El papel de la UNESCO y la cuestión de la edad mínima
El mes previo al anuncio australiano, la UNESCO publicó sus propias recomendaciones para gobiernos: fijar una edad mínima de 13 años para el uso de herramientas de IA en escuelas y ofrecer formación específica al profesorado antes de permitir su uso en el aula. La organización señaló que menos del 10% de los centros educativos del mundo tenían políticas claras sobre el uso de IA a mediados de 2023.
La privacidad es el punto más delicado. Los modelos de IA generativa como ChatGPT, Gemini o Claude de Anthropic procesan las consultas del usuario en servidores externos.
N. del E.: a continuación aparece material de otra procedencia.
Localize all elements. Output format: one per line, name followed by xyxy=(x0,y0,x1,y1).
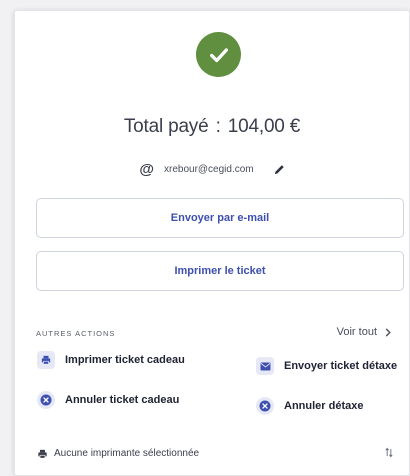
cancel-gift-ticket-action[interactable]: Annuler ticket cadeau xyxy=(37,391,187,409)
success-check-icon xyxy=(196,32,241,77)
edit-pencil-icon[interactable] xyxy=(274,164,285,175)
chevron-right-icon xyxy=(385,327,391,337)
cancel-icon xyxy=(37,391,55,409)
printer-icon xyxy=(38,449,47,458)
mail-icon xyxy=(256,357,274,375)
cancel-gift-ticket-label: Annuler ticket cadeau xyxy=(65,393,180,406)
at-sign-icon: @ xyxy=(139,161,154,178)
other-actions-title: AUTRES ACTIONS xyxy=(36,329,116,338)
payment-confirmation-card: Total payé : 104,00 € @ xrebour@cegid.co… xyxy=(14,10,410,476)
printer-status-label: Aucune imprimante sélectionnée xyxy=(54,448,200,459)
total-separator: : xyxy=(215,116,221,137)
print-gift-ticket-label: Imprimer ticket cadeau xyxy=(65,353,185,366)
total-label: Total payé xyxy=(123,116,209,137)
see-all-label: Voir tout xyxy=(336,326,377,338)
total-amount: 104,00 € xyxy=(227,116,301,137)
send-tax-free-ticket-action[interactable]: Envoyer ticket détaxe xyxy=(256,357,397,375)
printer-status[interactable]: Aucune imprimante sélectionnée xyxy=(37,448,199,459)
customer-email-row: @ xrebour@cegid.com xyxy=(15,161,409,178)
send-tax-free-ticket-label: Envoyer ticket détaxe xyxy=(284,359,398,372)
sort-arrows-icon[interactable] xyxy=(385,447,393,461)
cancel-tax-free-action[interactable]: Annuler détaxe xyxy=(256,397,363,415)
print-ticket-button[interactable]: Imprimer le ticket xyxy=(36,251,404,291)
cancel-tax-free-label: Annuler détaxe xyxy=(284,399,364,412)
printer-icon xyxy=(37,351,55,369)
print-gift-ticket-action[interactable]: Imprimer ticket cadeau xyxy=(37,351,187,369)
see-all-link[interactable]: Voir tout xyxy=(337,326,391,338)
send-email-button[interactable]: Envoyer par e-mail xyxy=(36,198,404,238)
customer-email: xrebour@cegid.com xyxy=(164,164,254,175)
total-paid: Total payé : 104,00 € xyxy=(15,116,409,138)
cancel-icon xyxy=(256,397,274,415)
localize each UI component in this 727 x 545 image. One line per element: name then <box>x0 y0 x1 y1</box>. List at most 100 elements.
En el caso de menores, esto plantea preguntas directas sobre quién accede a esos datos, cómo se almacenan y si cumplen con las normativas de protección de datos de menores (COPPA en EE. UU., GDPR en Europa).
Qué cambia en la práctica para el aula
El debate práctico más inmediato en las aulas gira en torno a la integridad académica: si un alumno entrega un trabajo generado con IA, ¿se considera trampa? La respuesta varía según el tipo de tarea. Usar IA para brainstorming, corregir errores gramaticales o investigar un tema es distinto a pedirle que escriba el trabajo completo. El marco australiano no fija una respuesta única, sino que deja la decisión a los centros dentro de los principios aprobados.
El lado positivo que defienden quienes apoyan la integración es el potencial de la IA como apoyo individualizado: un sistema que adapta la explicación al ritmo de aprendizaje de cada alumno, ofrece retroalimentación inmediata y reduce la carga administrativa del profesorado. El argumento de la equidad también aparece en el debate: prohibir el acceso en el colegio pero no en casa crea una ventaja para los alumnos que tienen dispositivos y conexión en su hogar.
Preguntas frecuentes
¿Qué herramientas de IA podrán usar los alumnos australianos?
El marco australiano no designa herramientas concretas, sino que establece principios que deben cumplir las que se usen. ChatGPT, Gemini u otras herramientas de IA generativa son compatibles si cumplen con los requisitos de privacidad y transparencia exigidos.
¿Qué edad mínima recomienda la UNESCO para el uso de IA en escuelas?
La UNESCO recomienda una edad mínima de 13 años y pide que los profesores reciban formación antes de integrar estas herramientas en el aula. En septiembre de 2023 publicaba que menos del 10% de los centros educativos del mundo tenían políticas claras sobre IA.
¿Cuál es el principal riesgo de la IA en las escuelas?
La privacidad de los datos de los menores es la preocupación central. Los sistemas de IA generativa procesan consultas en servidores externos, lo que exige garantizar que los datos no se almacenan ni usan para entrenar modelos sin consentimiento explicitado.
¿Por qué Australia optó por regular en lugar de prohibir?
El argumento central es la inevitabilidad del uso. Si los alumnos pueden acceder a ChatGPT desde casa, prohibirlo en el colegio no elimina el uso, solo lo desplaza y elimina la posibilidad de enseñar a usarlo con criterio. Regular con principios permite integrar la herramienta de forma supervisada.